Golden egg
Remittances account for nearly 12 per cent of the country’s GDP. This is indeed a large contribution to the economy from migrant Nepali workers. Remittances, therefore, add hugely to country’s foreign exchange reserves, and the remittances from India alone are estimated to account for one-fourth of the total. Indeed, the money sent home by Nepalis working abroad have come to assume a crucial role in keeping the Nepali economy afloat, which has been devastated by the 10-year-old Maoist insurgency and the national political stalemate. The World Bank’s annual Global Economic Prospects (GEP) report 2006 has blamed the slump in the economic growth of the country on increased political instability. These and a host of other factors have started taking their toll on the level of remittances, which is reported to be going down.
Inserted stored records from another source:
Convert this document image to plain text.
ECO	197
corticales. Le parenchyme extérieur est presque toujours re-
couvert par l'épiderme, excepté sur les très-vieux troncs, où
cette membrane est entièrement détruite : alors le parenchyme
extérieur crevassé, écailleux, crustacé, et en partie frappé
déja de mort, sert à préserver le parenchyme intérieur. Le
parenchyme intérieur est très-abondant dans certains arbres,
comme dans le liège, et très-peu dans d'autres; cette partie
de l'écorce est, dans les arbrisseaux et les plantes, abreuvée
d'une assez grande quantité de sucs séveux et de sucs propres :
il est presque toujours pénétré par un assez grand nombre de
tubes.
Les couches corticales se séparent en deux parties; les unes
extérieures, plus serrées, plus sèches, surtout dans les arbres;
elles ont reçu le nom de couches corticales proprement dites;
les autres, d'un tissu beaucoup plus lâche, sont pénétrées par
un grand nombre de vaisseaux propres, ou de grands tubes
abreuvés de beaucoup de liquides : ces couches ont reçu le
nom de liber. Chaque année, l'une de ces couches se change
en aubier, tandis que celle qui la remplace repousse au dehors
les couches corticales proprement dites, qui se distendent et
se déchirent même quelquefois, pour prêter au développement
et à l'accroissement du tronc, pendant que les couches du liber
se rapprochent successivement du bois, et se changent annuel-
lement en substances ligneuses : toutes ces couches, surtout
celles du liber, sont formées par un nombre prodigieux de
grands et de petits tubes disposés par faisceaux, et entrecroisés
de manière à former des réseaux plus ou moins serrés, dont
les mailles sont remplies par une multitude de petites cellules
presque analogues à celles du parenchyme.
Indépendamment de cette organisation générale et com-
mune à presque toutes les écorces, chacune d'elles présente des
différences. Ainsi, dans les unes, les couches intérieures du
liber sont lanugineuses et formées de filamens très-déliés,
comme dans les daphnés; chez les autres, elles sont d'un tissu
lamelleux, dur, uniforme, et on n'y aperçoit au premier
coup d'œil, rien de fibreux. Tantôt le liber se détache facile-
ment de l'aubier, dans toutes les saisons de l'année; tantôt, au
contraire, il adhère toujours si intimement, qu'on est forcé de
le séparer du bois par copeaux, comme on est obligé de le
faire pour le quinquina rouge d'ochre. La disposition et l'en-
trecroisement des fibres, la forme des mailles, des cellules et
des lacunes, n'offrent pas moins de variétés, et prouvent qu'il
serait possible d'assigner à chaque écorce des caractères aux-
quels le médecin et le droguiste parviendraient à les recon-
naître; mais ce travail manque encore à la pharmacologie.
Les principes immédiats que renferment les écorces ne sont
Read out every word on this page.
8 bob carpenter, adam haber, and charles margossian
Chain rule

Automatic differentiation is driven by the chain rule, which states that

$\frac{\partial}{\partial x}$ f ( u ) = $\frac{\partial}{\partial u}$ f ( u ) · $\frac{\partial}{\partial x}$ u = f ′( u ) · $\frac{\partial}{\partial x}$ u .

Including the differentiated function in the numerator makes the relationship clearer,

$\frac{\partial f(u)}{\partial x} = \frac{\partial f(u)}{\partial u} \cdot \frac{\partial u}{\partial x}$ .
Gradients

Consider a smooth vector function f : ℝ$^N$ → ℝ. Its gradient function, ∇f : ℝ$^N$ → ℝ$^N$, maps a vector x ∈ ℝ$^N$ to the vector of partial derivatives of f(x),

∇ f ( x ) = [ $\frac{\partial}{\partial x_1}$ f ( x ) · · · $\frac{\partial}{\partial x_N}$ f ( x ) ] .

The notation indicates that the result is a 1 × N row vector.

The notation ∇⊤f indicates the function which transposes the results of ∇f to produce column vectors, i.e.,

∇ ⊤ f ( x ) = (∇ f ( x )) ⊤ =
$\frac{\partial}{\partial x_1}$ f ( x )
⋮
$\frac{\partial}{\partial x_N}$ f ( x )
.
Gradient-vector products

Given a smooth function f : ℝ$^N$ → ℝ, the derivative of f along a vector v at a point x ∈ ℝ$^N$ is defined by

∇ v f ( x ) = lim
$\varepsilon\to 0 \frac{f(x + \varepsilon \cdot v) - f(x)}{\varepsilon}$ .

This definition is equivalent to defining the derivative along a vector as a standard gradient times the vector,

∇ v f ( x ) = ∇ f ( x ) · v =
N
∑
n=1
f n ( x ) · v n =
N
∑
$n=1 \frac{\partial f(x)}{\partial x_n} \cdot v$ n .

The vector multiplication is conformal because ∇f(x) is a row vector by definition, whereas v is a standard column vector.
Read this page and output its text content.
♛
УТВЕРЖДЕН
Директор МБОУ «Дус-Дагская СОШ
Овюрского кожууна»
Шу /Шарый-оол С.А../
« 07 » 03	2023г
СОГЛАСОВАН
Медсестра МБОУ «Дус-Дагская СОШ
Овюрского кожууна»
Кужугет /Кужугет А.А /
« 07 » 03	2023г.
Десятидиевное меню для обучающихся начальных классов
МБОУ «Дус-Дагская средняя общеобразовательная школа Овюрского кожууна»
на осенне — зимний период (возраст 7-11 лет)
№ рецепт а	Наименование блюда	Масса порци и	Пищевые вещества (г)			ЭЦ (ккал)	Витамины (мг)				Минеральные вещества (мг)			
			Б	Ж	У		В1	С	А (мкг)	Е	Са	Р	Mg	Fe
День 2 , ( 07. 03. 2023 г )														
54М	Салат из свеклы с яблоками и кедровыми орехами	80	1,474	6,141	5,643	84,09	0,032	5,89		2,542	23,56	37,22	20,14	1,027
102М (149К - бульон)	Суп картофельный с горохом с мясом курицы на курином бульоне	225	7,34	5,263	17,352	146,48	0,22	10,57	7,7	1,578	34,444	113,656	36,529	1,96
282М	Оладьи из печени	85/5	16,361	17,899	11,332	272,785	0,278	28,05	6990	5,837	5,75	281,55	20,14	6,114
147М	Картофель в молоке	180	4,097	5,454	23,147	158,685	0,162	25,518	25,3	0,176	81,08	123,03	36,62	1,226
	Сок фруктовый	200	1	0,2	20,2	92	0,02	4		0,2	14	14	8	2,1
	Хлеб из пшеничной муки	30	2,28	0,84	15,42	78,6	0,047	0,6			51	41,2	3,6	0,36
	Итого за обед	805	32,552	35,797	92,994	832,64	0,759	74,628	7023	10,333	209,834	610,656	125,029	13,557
In times of the present cash crunch, this money has helped finance Nepal’s imports as well.
Though the actual size of total yearly remittances is difficult to calculate because much of the money comes into the country through non-banking channels, it is estimated to rival, or even exceed, Nepal’s export earnings. At present, fees range from 10 to 15 per cent for transfers of small sums of money, a percentage that is exorbitant and discouraging to poor Nepali workers abroad. This aspect should receive immediate attention. Moreover, the remittances are already taxed income, which means they should not be subject to income tax again at home. The political uncertainty and poor security situation in the country may well have acted as a disincentive for remitting money home, at a time when capital flight is reported to be taking place. Apart from the need to improve things on these fronts, the government would also do well to take all necessary measures, including direct talks with labour-importing countries, to ensure that Nepali workers are welcomed and given a fair compensation for their hard work.